Strengths and limitations of this study

First, our sample contained female and male participants. There are obvious differences in physiological and morphological characteristics between sexes (Table 1 and 2). For instance, women have a lower lung volume, cardiac output, V̇O2 max, and hemoglobin concentration as well as a greater body fat content compared to men.39,40 However, there is evidence that physiological responses to exercise are not different between sexes, especially when HR, blood lactate, and percentage of V̇O2 max are analyzed during exercise.3 Therefore, cardiovascular and metabolic strain seems to be comparable between sexes for the investigated situation in the present study.

Second, only ten participants were enrolled in the study due to the difficulty of recruiting elite boxers. Attaining high participant numbers is an inherent challenge in studies that involve a specific population, such as elite athletes. Other studies dealing with combat sports have employed participant numbers similar to our study or fewer.3,4,24,29 Therefore, it is conceivable that the participants enrolled represent the typical amateur boxer.

Third, the fight was not recorded, so we were not able to assess movements performed by these boxers, such as high-intensity offensive and defensive techniques, the distance covered by the athletes, and work/rest ratios. These variables may interfere with HR responses during a fight.

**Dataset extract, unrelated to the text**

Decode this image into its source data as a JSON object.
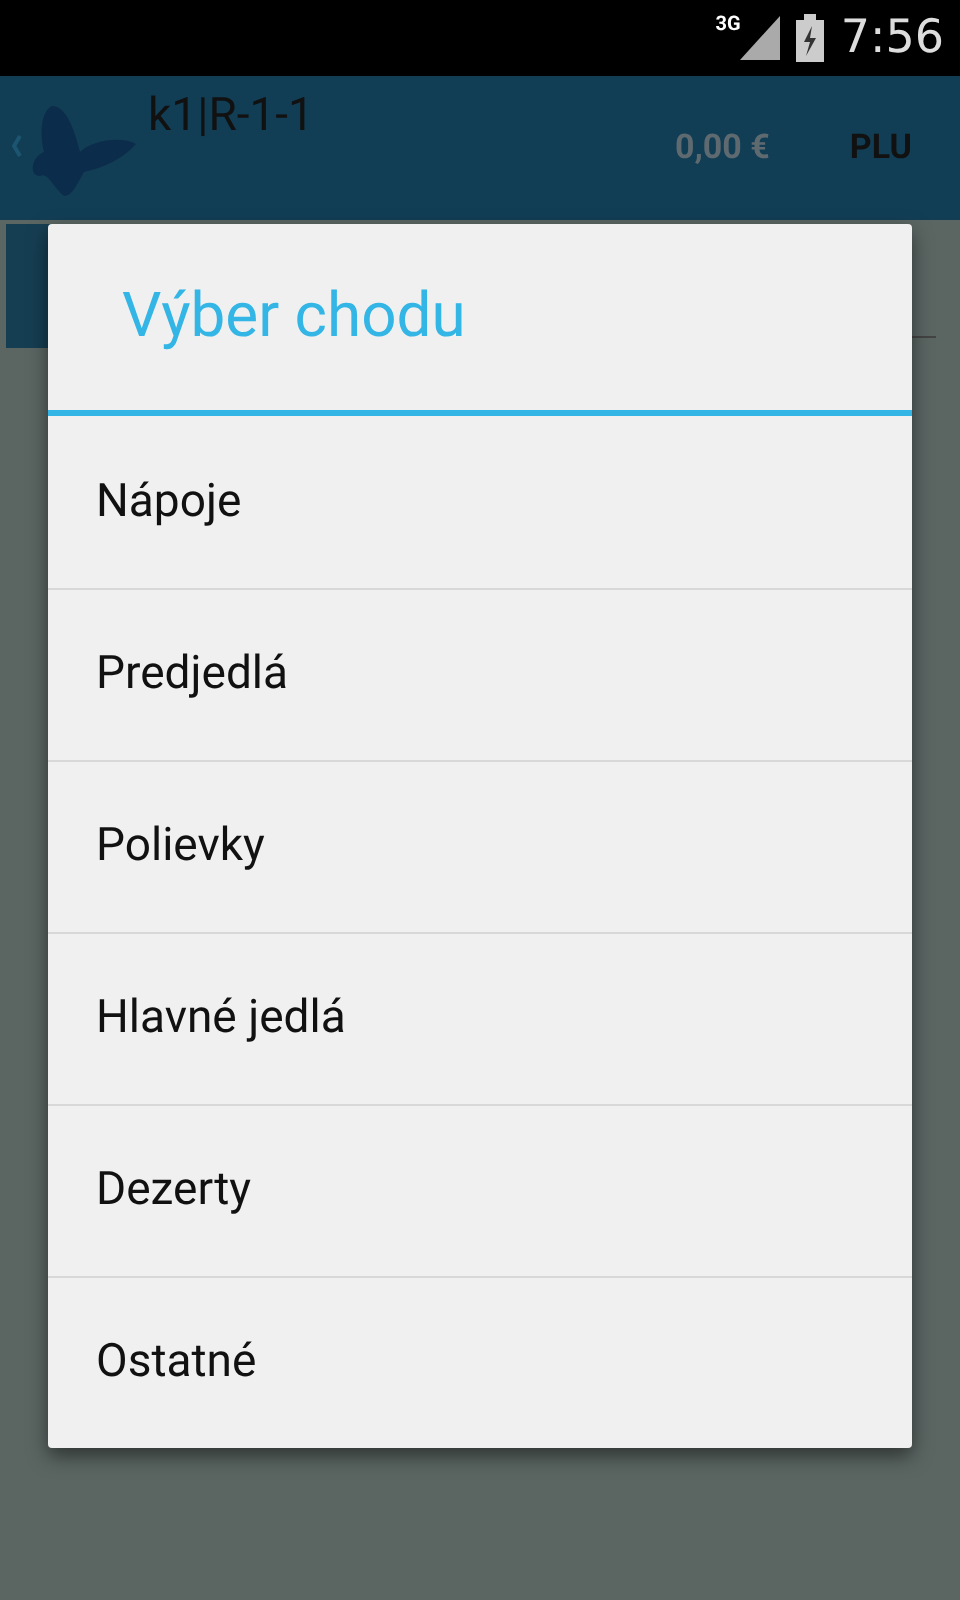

Notwithstanding these limitations, this study demonstrates that boxing involves a high demand on the cardiovascular system and aerobic system, as evidenced by values of HR corresponding to vigorous and very vigorous exercise. The same can be said of the estimated V̇O2. Regarding whether aerobic fitness is an important determinant for the recovery of HR, this study found no statistically significant correlation between recovery of HR and V̇O2 max. It appears that in boxing, undertaking specific training to improve aerobic capacity seems to be necessary for the rapid recovery of HR between rounds. In summary, the present investigation provides baseline physiological data that can be used in the prescription of individual training programs for boxing athletes. These data are also important to coaches and can contribute to competition strategies for individual athletes and in individual matches. Furthermore, training protocols should include exercises that train both aerobic and anaerobic energy pathways, and amateur boxing could be used to develop aerobic fitness.